Not surprisingly, the secondary characters get more of a chance to shine. I like Ken Stott’s comforting performance as Balin, the white-haired dwarf who comes across as experienced and down-to-(Middle)-Earth, without being a caricature of “wisdom.” Luke Evans gives a nice performance as the morally ambiguous Bard, the boatman who helps the dwarves sneak into Laketown. On the other hand, there are some characters like the giant-sized Beorn (Mikael Persbrandt) who adds little more than a scowl.

Orlando Bloom gets to have the film’s most fun as the elf Legolas. He wryly grins as he jumps across wet dwarves to shoot, stab, and decapitate orc after orc. Legolas behaves more is more like a character from a video game than from literature. Of course the orcs are video-game villains too, infinitely replaceable and killable in one blow.
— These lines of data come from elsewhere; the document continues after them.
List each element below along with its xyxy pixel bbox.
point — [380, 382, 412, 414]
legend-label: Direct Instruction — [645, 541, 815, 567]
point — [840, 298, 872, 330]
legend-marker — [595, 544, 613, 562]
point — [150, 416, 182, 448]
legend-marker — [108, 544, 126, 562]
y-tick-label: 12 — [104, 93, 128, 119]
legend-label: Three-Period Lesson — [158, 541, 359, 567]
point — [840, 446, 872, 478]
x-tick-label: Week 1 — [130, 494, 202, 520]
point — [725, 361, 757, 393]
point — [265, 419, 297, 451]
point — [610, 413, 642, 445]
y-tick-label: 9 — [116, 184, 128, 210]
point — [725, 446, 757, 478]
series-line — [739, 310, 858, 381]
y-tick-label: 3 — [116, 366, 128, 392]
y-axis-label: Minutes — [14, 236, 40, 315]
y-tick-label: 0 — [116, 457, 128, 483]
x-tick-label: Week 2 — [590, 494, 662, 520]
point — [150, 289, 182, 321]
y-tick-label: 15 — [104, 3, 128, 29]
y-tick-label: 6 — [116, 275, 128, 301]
If you take the video-game comparison as a criticism, you might also criticize how few women there are in this adventure. Only Tauriel (Evangeline Lilly), an elf, gets to shoot arrows with the boys. At least she can hold her own. For me, I don’t necessarily think the film would have been better had it been less like a testosterone-fueled video game. Maybe that’s what makes it fun.

Spectacle

One of the most impressive special effects is the most common: a convincing sense of scale. Jackson has perfected the trick of showing Gandalf as always a size larger than the dwarves, and Beorn a size larger than Gandalf. When the dwarves sit around Beorn’s table, they need two hands to pick up the mugs. Whenever there’s a two-shot, the actors all look “normal,” but also two sizes different.

But of course the most noticeable special effect is the impressive character Smaug, brought to believable life by the animators. You understand, without fanfare, the physiology and musculature that pulls Smaug’s face into a cunning smirk or stretches his throat as he inhales to breathe fire. More convincing than the facial animation is the sense of sheer mass you get whenever Smaug moves. Maybe it’s the treasure horde, each coin and cup individually rendered, grains of sand in a dune of gold. Perhaps it’s the 3-D: when Smaug is facing the camera, his body is “back there,” way off in the distance. Only Benedict Cumberbatch’s tenor voice seemed odd — it isn’t deep enough for a twenty-ton dragon, even if the serpentine tone fits.

The props in the Lord of the Rings films were praised for being hand-crafted by New Zealand artisans. I never really appreciated them until The Desloation of Smaug. In the crowded interiors of Laketown (and in the Inn at the film’s opening), I was convinced that everything on screen was made by medieval craftsman. The piles of cloth, the heavy iron weapons, even the strange bowl of walnuts used as a pillow for a wounded visitor in Bard’s house seems to have its own weight, provenance, and history.

These details are sure to make The Desloation of Smaug a repeat performer for teenage nerds. It’s the kind of fun yet serious adventure that’s likely to spawn a generation of movie-lovers like me.